On Sunday night, I downloaded the book and decided to listen as I took a walk around my neighborhood. This time it was like reading a completely different book.  Once you have experienced a place, your eyes are opened to so much more. No longer is it just the landscapes you pass off the highway, but now you engage people, communities, and the history of the place.  What we found in Desmet was a town that seemed weirdly lost in a bygone era - something from our childhood. Kathleen Norris mentioned this, 

“Change is still resented on the Plains, so much so that many small-town people cling to the dangerous notion that while the world outside may change drastically, their town does not...when myth dictates that the town has not really changed, ways of adapting to new social and economic conditions are rejected: not vigorously, but with a strangely resolute inertia...Combatting inertia in a town such as Lemmon can seem like raising the dead. It is painful to watch intelligent businesspeople who are dedicated to the welfare of the town spend most of their energy combatting those more set in their ways. Community spirit can still work wonders here - people raised over $500,000 in the hard times of the late 1980s to keep the Lemmon nursing home open...By the time a town is 75 or 100 years old, it may be filled with those who have come to idealize their isolation. Often these are people who never left at all, or fled back to the safety of the town after a try at college a few hundred miles from home, or returned after college regarding the values of the broader, more pluralistic world they had encountered as something to protect themselves and their families from...More than ever, I've come to see conspiracy theories as the refuge of those who have lost their natural curiosity to cope with change.”   
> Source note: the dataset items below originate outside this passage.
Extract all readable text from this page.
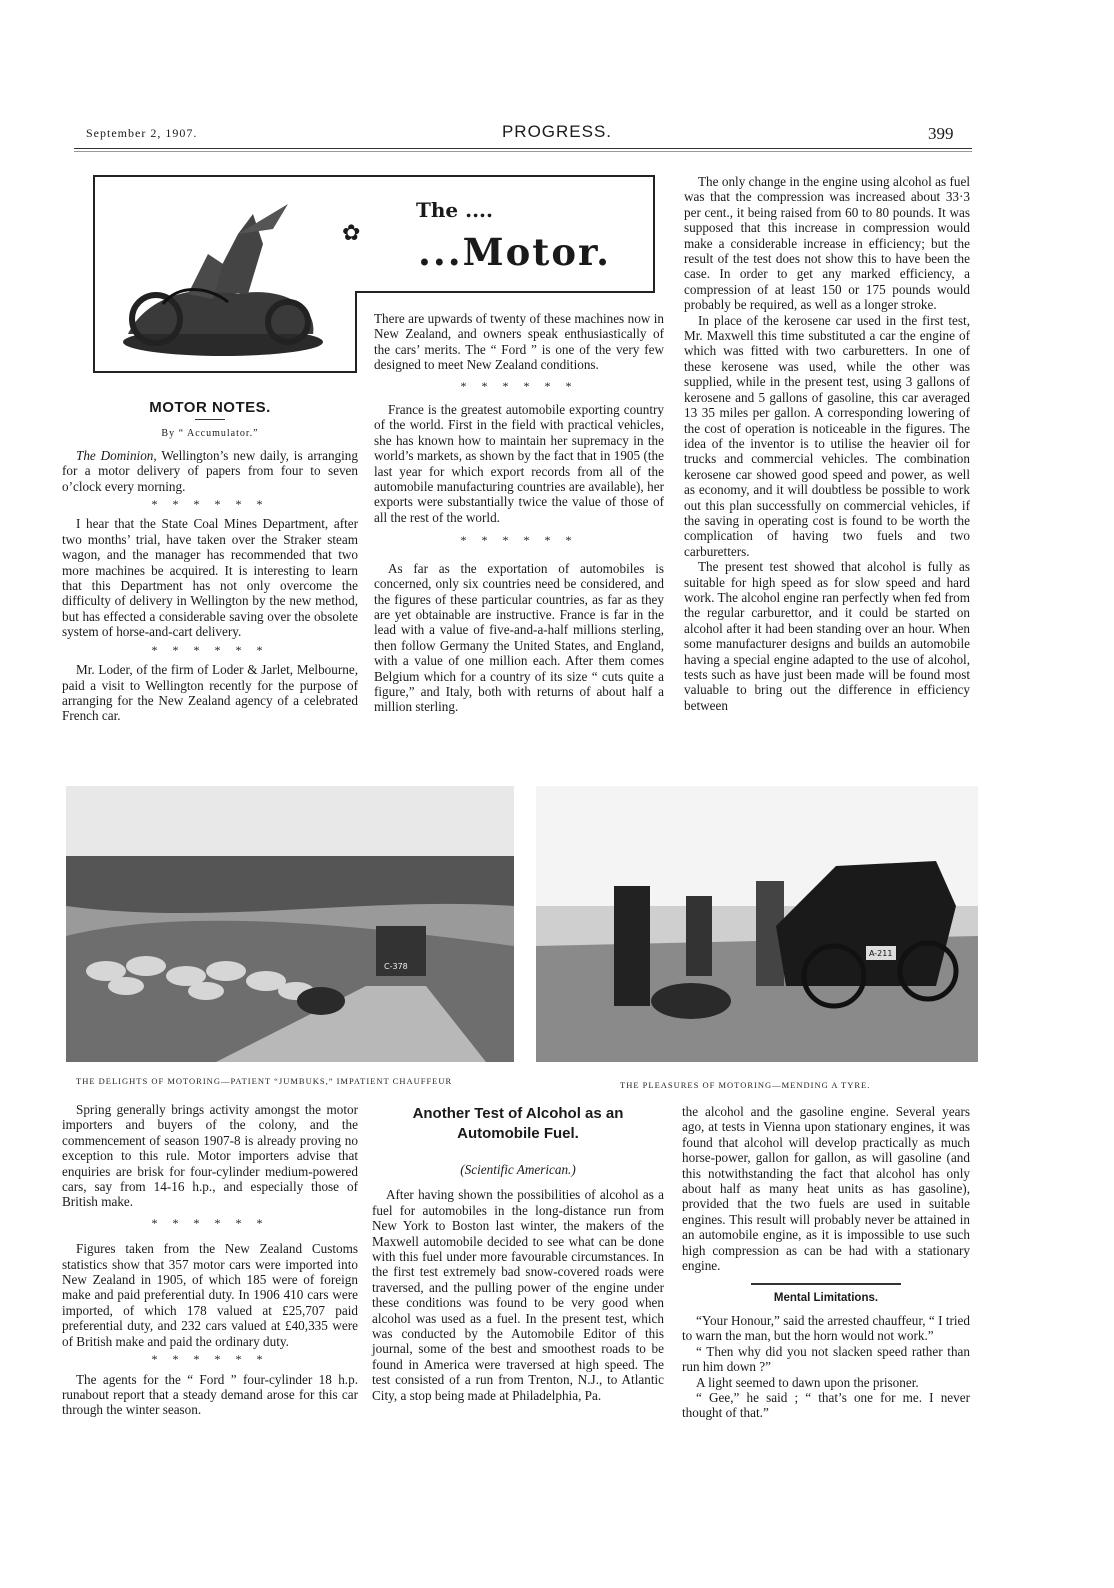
September 2, 1907.	PROGRESS.	399
✿
The ....
...Motor.
MOTOR NOTES.
By “ Accumulator.”

The Dominion, Wellington’s new daily, is arranging for a motor delivery of papers from four to seven o’clock every morning.

* * * * * *

I hear that the State Coal Mines Department, after two months’ trial, have taken over the Straker steam wagon, and the manager has recommended that two more machines be acquired. It is interesting to learn that this Department has not only overcome the difficulty of delivery in Wellington by the new method, but has effected a considerable saving over the obsolete system of horse-and-cart delivery.

* * * * * *

Mr. Loder, of the firm of Loder & Jarlet, Melbourne, paid a visit to Wellington recently for the purpose of arranging for the New Zealand agency of a celebrated French car.

There are upwards of twenty of these machines now in New Zealand, and owners speak enthusiastically of the cars’ merits. The “ Ford ” is one of the very few designed to meet New Zealand conditions.

* * * * * *

France is the greatest automobile exporting country of the world. First in the field with practical vehicles, she has known how to maintain her supremacy in the world’s markets, as shown by the fact that in 1905 (the last year for which export records from all of the automobile manufacturing countries are available), her exports were substantially twice the value of those of all the rest of the world.

* * * * * *

As far as the exportation of automobiles is concerned, only six countries need be considered, and the figures of these particular countries, as far as they are yet obtainable are instructive. France is far in the lead with a value of five-and-a-half millions sterling, then follow Germany the United States, and England, with a value of one million each. After them comes Belgium which for a country of its size “ cuts quite a figure,” and Italy, both with returns of about half a million sterling.

The only change in the engine using alcohol as fuel was that the compression was increased about 33·3 per cent., it being raised from 60 to 80 pounds. It was supposed that this increase in compression would make a considerable increase in efficiency; but the result of the test does not show this to have been the case. In order to get any marked efficiency, a compression of at least 150 or 175 pounds would probably be required, as well as a longer stroke.

In place of the kerosene car used in the first test, Mr. Maxwell this time substituted a car the engine of which was fitted with two carburetters. In one of these kerosene was used, while the other was supplied, while in the present test, using 3 gallons of kerosene and 5 gallons of gasoline, this car averaged 13 35 miles per gallon. A corresponding lowering of the cost of operation is noticeable in the figures. The idea of the inventor is to utilise the heavier oil for trucks and commercial vehicles. The combination kerosene car showed good speed and power, as well as economy, and it will doubtless be possible to work out this plan successfully on commercial vehicles, if the saving in operating cost is found to be worth the complication of having two fuels and two carburetters.

The present test showed that alcohol is fully as suitable for high speed as for slow speed and hard work. The alcohol engine ran perfectly when fed from the regular carburettor, and it could be started on alcohol after it had been standing over an hour. When some manufacturer designs and builds an automobile having a special engine adapted to the use of alcohol, tests such as have just been made will be found most valuable to bring out the difference in efficiency between

C-378
A-211
THE DELIGHTS OF MOTORING—PATIENT “JUMBUKS,” IMPATIENT CHAUFFEUR	THE PLEASURES OF MOTORING—MENDING A TYRE.

Spring generally brings activity amongst the motor importers and buyers of the colony, and the commencement of season 1907-8 is already proving no exception to this rule. Motor importers advise that enquiries are brisk for four-cylinder medium-powered cars, say from 14-16 h.p., and especially those of British make.

* * * * * *

Figures taken from the New Zealand Customs statistics show that 357 motor cars were imported into New Zealand in 1905, of which 185 were of foreign make and paid preferential duty. In 1906 410 cars were imported, of which 178 valued at £25,707 paid preferential duty, and 232 cars valued at £40,335 were of British make and paid the ordinary duty.

* * * * * *

The agents for the “ Ford ” four-cylinder 18 h.p. runabout report that a steady demand arose for this car through the winter season.

Another Test of Alcohol as an Automobile Fuel.
(Scientific American.)

After having shown the possibilities of alcohol as a fuel for automobiles in the long-distance run from New York to Boston last winter, the makers of the Maxwell automobile decided to see what can be done with this fuel under more favourable circumstances. In the first test extremely bad snow-covered roads were traversed, and the pulling power of the engine under these conditions was found to be very good when alcohol was used as a fuel. In the present test, which was conducted by the Automobile Editor of this journal, some of the best and smoothest roads to be found in America were traversed at high speed. The test consisted of a run from Trenton, N.J., to Atlantic City, a stop being made at Philadelphia, Pa.

the alcohol and the gasoline engine. Several years ago, at tests in Vienna upon stationary engines, it was found that alcohol will develop practically as much horse-power, gallon for gallon, as will gasoline (and this notwithstanding the fact that alcohol has only about half as many heat units as has gasoline), provided that the two fuels are used in suitable engines. This result will probably never be attained in an automobile engine, as it is impossible to use such high compression as can be had with a stationary engine.

Mental Limitations.

“Your Honour,” said the arrested chauffeur, “ I tried to warn the man, but the horn would not work.”

“ Then why did you not slacken speed rather than run him down ?”

A light seemed to dawn upon the prisoner.

“ Gee,” he said ; “ that’s one for me. I never thought of that.”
There is so much in this quote and in this book. As I read Norris’ thoughts on change, I realized that often the church has a similar view of change. We religious folk often resent and reject change and thus flee back to safety and comfort with resolute inertia. Often, we idealize our isolation in our own Meetinghouses. 

Yet, change is part of the creative process we have been talking about. Actually, I have found that creativity is the ability to see change as an opportunity – not a threat. Are we willing to take this opportunity?  

I hope when people drive down Kessler Boulevard and see our beautiful building sitting among the trees, they don’t just see a Meeting, lost in a bygone era or when they walk in our building, they are not greeted by a people who resent change or just embrace comfort.  Rather, I hope they find a place and people that are seeking ways to change and meet the needs of our current condition. 

Let’s be the change, we want to see in our world.